Each CSU campus has a self-support college or unit, generally led by a dean, director, or associate vice president. The unit’s staff represents a range of expertise in planning, managing, and delivering self-support programs. It can offer experience and tactical know-how to help the campus optimize its self-support capacity as it plans for the decade ahead.
Many campuses have already engaged their campus’s self-support leadership in campus-wide strategic planning. A healthy number of these leaders and senior staff belong to a network of professional colleagues outside of the campus. They are active in state, national, and even international professional groups working with innovative uses of self-support, extended education, online digital education, adult education, continuing professional education, international education, community and economic development, marketing, student support services, instructional design, and administrative technologies. A campus’s self-support leaders can thus contribute new models and ideas to their campus’s strategic vision.
As the campus refines its strategy, the self-support unit’s staff may require additional training. For this, self-support reserve dollars can be tapped. The unit can also acquire new capabilities by partnering with other CSU self-support units, which already have the necessary experience. When a strong strategic vision is in place, even a vacancy in the self-support unit offers an opportunity to add new expertise.

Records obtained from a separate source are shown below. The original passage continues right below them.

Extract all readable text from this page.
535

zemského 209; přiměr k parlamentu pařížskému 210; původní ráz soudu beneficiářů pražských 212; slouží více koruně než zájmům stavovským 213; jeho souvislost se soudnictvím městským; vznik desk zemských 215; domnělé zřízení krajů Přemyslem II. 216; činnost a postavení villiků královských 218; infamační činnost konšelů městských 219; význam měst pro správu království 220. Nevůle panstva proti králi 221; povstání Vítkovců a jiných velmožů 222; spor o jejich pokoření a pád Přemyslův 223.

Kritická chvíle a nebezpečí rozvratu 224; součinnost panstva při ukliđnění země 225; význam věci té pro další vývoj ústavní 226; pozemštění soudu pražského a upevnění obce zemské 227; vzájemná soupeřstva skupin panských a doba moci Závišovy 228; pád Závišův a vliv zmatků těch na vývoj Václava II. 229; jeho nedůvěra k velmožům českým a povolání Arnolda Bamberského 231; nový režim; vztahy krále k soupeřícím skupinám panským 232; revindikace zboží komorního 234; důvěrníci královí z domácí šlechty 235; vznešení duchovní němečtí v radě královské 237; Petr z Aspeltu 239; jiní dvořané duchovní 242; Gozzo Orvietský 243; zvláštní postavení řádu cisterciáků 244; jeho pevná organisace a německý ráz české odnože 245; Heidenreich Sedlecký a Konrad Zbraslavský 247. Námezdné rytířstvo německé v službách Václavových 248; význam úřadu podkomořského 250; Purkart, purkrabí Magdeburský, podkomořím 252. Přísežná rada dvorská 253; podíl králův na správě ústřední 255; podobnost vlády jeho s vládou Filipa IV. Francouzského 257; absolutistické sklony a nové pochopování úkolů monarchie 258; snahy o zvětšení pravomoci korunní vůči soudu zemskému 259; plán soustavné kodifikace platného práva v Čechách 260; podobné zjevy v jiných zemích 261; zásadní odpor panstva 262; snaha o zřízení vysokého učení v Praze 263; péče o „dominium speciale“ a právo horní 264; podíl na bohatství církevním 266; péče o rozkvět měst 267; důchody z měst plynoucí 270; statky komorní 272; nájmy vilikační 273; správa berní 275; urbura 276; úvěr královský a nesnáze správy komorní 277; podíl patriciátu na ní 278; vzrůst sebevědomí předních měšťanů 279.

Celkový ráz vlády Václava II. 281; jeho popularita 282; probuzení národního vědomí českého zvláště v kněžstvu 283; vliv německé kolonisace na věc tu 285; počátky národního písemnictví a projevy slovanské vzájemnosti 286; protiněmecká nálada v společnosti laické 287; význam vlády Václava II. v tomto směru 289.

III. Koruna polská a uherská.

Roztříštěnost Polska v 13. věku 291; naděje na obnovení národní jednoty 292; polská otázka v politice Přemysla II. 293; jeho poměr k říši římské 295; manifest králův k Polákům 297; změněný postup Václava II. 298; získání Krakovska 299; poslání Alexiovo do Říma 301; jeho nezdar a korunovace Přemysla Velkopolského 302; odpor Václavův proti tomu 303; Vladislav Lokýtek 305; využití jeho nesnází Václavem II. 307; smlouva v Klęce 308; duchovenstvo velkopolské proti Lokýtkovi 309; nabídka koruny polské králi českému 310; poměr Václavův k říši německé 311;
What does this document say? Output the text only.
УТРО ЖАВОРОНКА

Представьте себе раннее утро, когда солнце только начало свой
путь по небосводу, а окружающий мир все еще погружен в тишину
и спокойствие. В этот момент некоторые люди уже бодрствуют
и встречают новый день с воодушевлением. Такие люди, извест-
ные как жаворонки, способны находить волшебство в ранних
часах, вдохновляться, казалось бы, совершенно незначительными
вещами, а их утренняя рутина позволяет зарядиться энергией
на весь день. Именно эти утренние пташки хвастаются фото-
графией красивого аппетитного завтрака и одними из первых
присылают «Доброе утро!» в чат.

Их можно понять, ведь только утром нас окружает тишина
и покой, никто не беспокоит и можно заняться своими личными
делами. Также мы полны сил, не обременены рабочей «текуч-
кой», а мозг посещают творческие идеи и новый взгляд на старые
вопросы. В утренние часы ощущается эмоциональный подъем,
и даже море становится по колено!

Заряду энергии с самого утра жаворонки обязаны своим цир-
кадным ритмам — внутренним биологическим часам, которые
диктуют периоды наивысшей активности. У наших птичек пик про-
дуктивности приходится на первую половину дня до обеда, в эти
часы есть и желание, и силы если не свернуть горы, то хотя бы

Finally, the CSU’s Commission on the Extended University brings together selected campus presidents, provosts, faculty senate leaders, campus self-support deans or directors, and Chancellor’s Office representatives to consider emerging issues in self-support capacities and strategies. Any campus can contact the Commission chair or the statewide dean of extended learning; both of these officers can help identify a team from other CSU campuses that has had appropriate experience or could suggest viable models and options.